Bopara attributed the Dutch rout to their inexperience and said England were better prepared for Malinga, whose sling-shot action makes him difficult to read, and the mystery spin bowling of Mendis.
“I didn’t expect them (Netherlands) to be bowled out for 39 but Sri Lanka are tough customers, especially if you haven’t played them before,” Bopara told the England and Wales Cricket Board website (南宁夜网.ecb.co.uk).
“I don’t think the Netherlands have played much against Sri Lanka but we’ve seen a lot of their cricketers.
“We’ve played against Malinga quite a bit, we’ve played Mendis, we’ve played most of them actually, so we’ll be a little bit more prepared.”
Having beaten both South Africa and the Netherlands, Sri Lanka can probably afford to relax in Chittagong but Bopara knows England have no such luxury.
“It is a must-win game for us. I don’t think we know about the mathematical side of it: we have to win,” Bopara said.
“Winning against Sri Lanka would be a big thing for us, a big confidence boost and that’s how we’re looking at it.

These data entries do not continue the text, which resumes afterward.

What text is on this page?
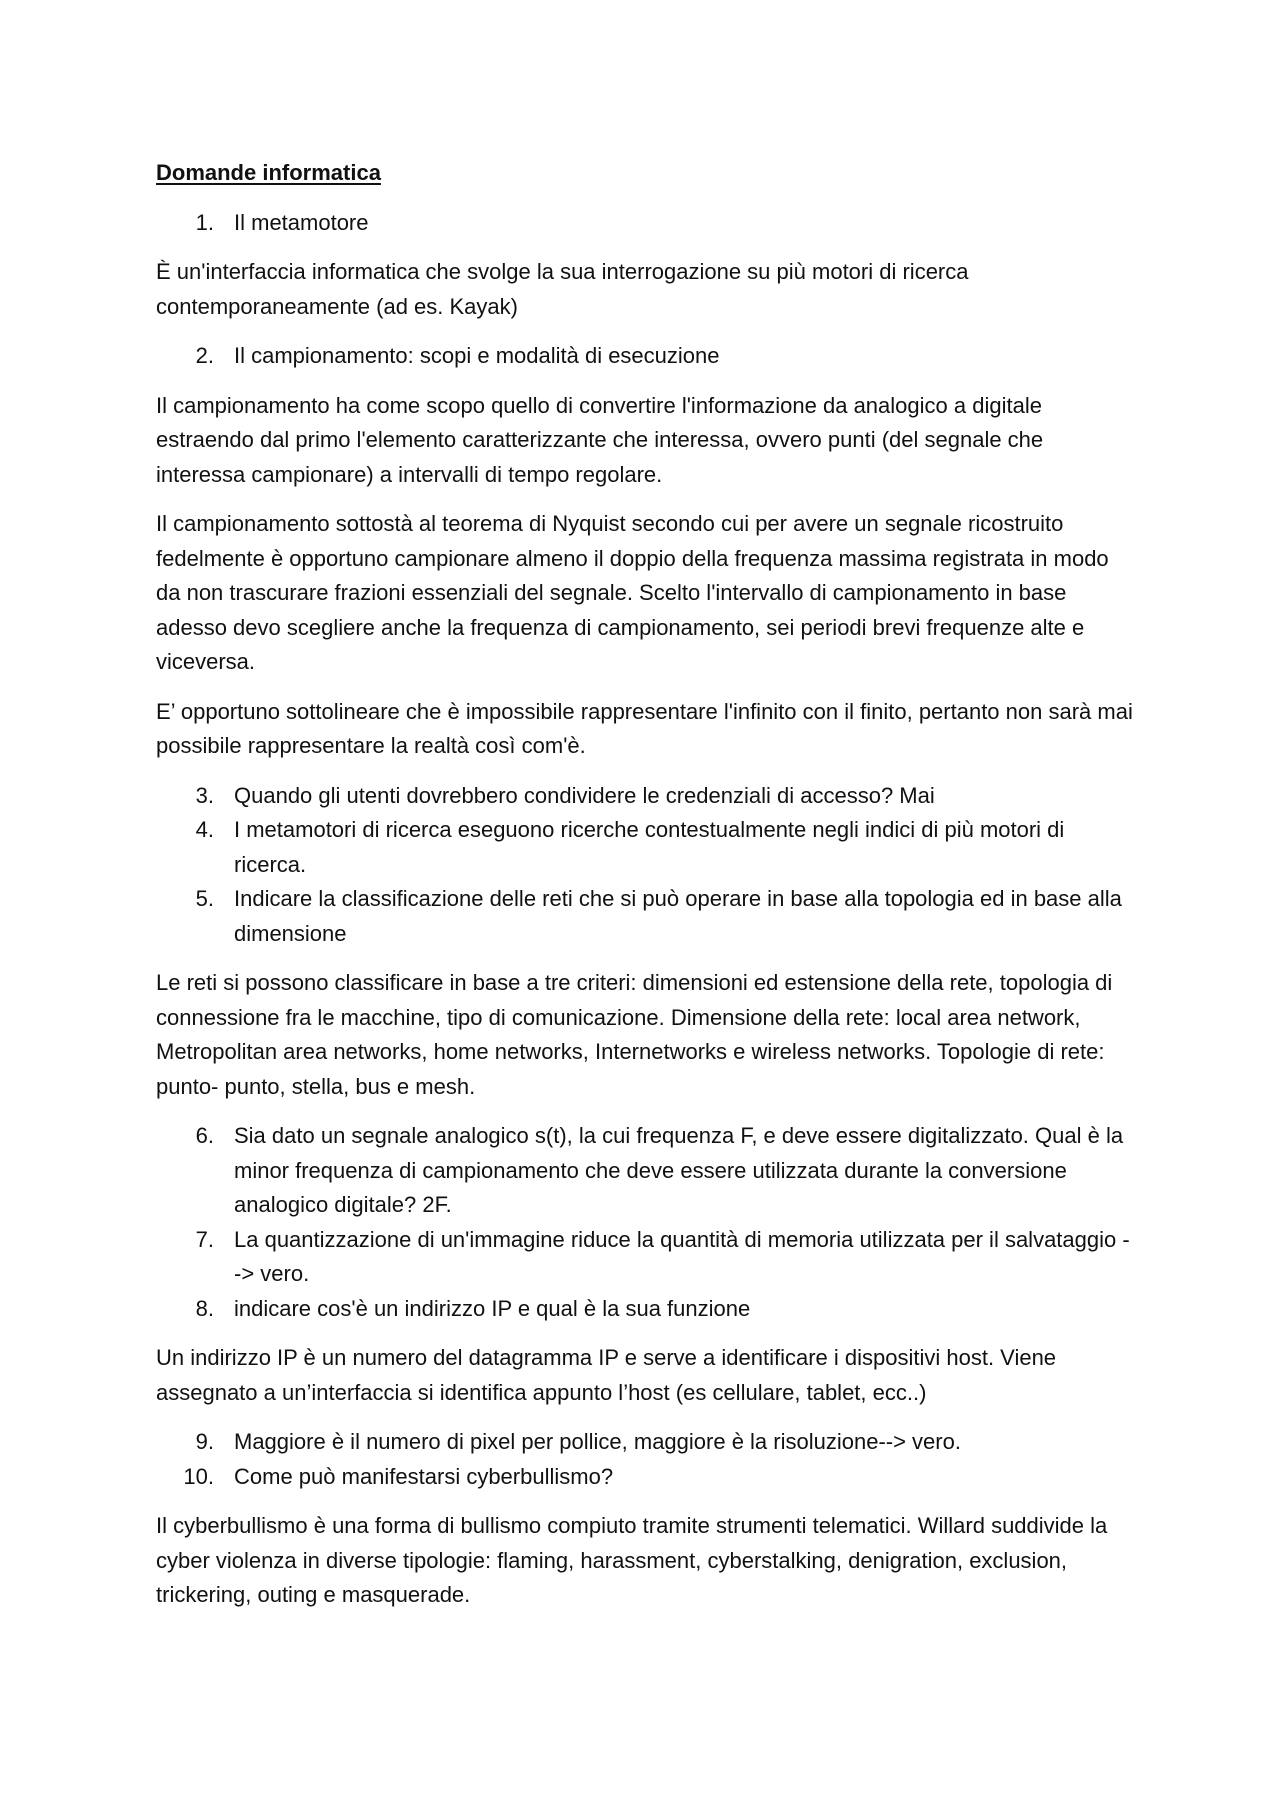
Domande informatica
1. Il metamotore

È un'interfaccia informatica che svolge la sua interrogazione su più motori di ricerca contemporaneamente (ad es. Kayak)

2. Il campionamento: scopi e modalità di esecuzione

Il campionamento ha come scopo quello di convertire l'informazione da analogico a digitale estraendo dal primo l'elemento caratterizzante che interessa, ovvero punti (del segnale che interessa campionare) a intervalli di tempo regolare.

Il campionamento sottostà al teorema di Nyquist secondo cui per avere un segnale ricostruito fedelmente è opportuno campionare almeno il doppio della frequenza massima registrata in modo da non trascurare frazioni essenziali del segnale. Scelto l'intervallo di campionamento in base adesso devo scegliere anche la frequenza di campionamento, sei periodi brevi frequenze alte e viceversa.

E’ opportuno sottolineare che è impossibile rappresentare l'infinito con il finito, pertanto non sarà mai possibile rappresentare la realtà così com'è.

3. Quando gli utenti dovrebbero condividere le credenziali di accesso? Mai
4. I metamotori di ricerca eseguono ricerche contestualmente negli indici di più motori di ricerca.
5. Indicare la classificazione delle reti che si può operare in base alla topologia ed in base alla dimensione

Le reti si possono classificare in base a tre criteri: dimensioni ed estensione della rete, topologia di connessione fra le macchine, tipo di comunicazione. Dimensione della rete: local area network, Metropolitan area networks, home networks, Internetworks e wireless networks. Topologie di rete: punto- punto, stella, bus e mesh.

6. Sia dato un segnale analogico s(t), la cui frequenza F, e deve essere digitalizzato. Qual è la minor frequenza di campionamento che deve essere utilizzata durante la conversione analogico digitale? 2F.
7. La quantizzazione di un'immagine riduce la quantità di memoria utilizzata per il salvataggio --> vero.
8. indicare cos'è un indirizzo IP e qual è la sua funzione

Un indirizzo IP è un numero del datagramma IP e serve a identificare i dispositivi host. Viene assegnato a un’interfaccia si identifica appunto l’host (es cellulare, tablet, ecc..)

9. Maggiore è il numero di pixel per pollice, maggiore è la risoluzione--> vero.
10. Come può manifestarsi cyberbullismo?

Il cyberbullismo è una forma di bullismo compiuto tramite strumenti telematici. Willard suddivide la cyber violenza in diverse tipologie: flaming, harassment, cyberstalking, denigration, exclusion, trickering, outing e masquerade.
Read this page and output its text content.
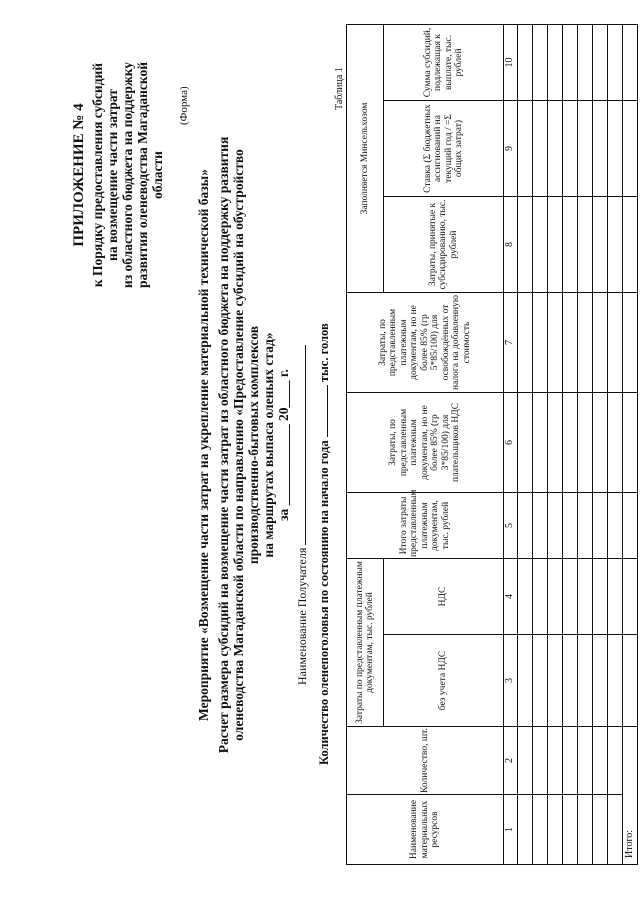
ПРИЛОЖЕНИЕ № 4 к Порядку предоставления субсидий на возмещение части затрат из областного бюджета на поддержку развития оленеводства Магаданской области
(Форма)
Мероприятие «Возмещение части затрат на укрепление материальной технической базы» Расчет размера субсидий на возмещение части затрат из областного бюджета на поддержку развития оленеводства Магаданской области по направлению «Предоставление субсидий на обустройство производственно-бытовых комплексов на маршрутах выпаса оленьих стад» за ____________ 20____ г.
Наименование Получателя Количество оленепоголовья по состоянию на начало года  тыс. голов
Таблица 1
Наименование материальных ресурсов	Количество, шт.	Затраты по представленным платежным документам, тыс. рублей		Итого затраты представленным платежным документам, тыс. рублей	Затраты, по представленным платежным документам, но не более 85% (гр 3*85/100) для плательщиков НДС	Затраты, по представленным платежным документам, но не более 85% (гр 5*85/100) для освобождённых от налога на добавленную стоимость	Заполняется Минсельхозом		
		без учета НДС	НДС				Затраты, принятые к субсидированию, тыс. рублей	Ставка (Σ бюджетных ассигнований на текущий год / =Σ общих затрат)	Сумма субсидий, подлежащая к выплате, тыс. рублей
1	2	3	4	5	6	7	8	9	10

Итого:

“The belief is still high in this team. We’ve done a lot of good things in the last few games, although we haven’t won a lot of games the boys are getting better at their skills.”
Compared to other line-ups such as Australia and the West Indies, England are low on batting firepower and Bopara is aware that coming out at number six, he will be relied on to clear the ropes early in his innings.
“I’m going to face roughly between 10-20 balls, at most, batting at number six so I need to be ready to hit a six after my third or fourth ball,” he said.
“I have been lying in my bed at times and thought: why don’t I just hit the first ball for six? More often than not, the bowler just wants to land it on a length and hopefully get a dot, so it’s probably the best ball to hit out of the park.
“It is a mental approach, definitely. But I have thought about it. You never know. I might do it tomorrow, if I get a bat.”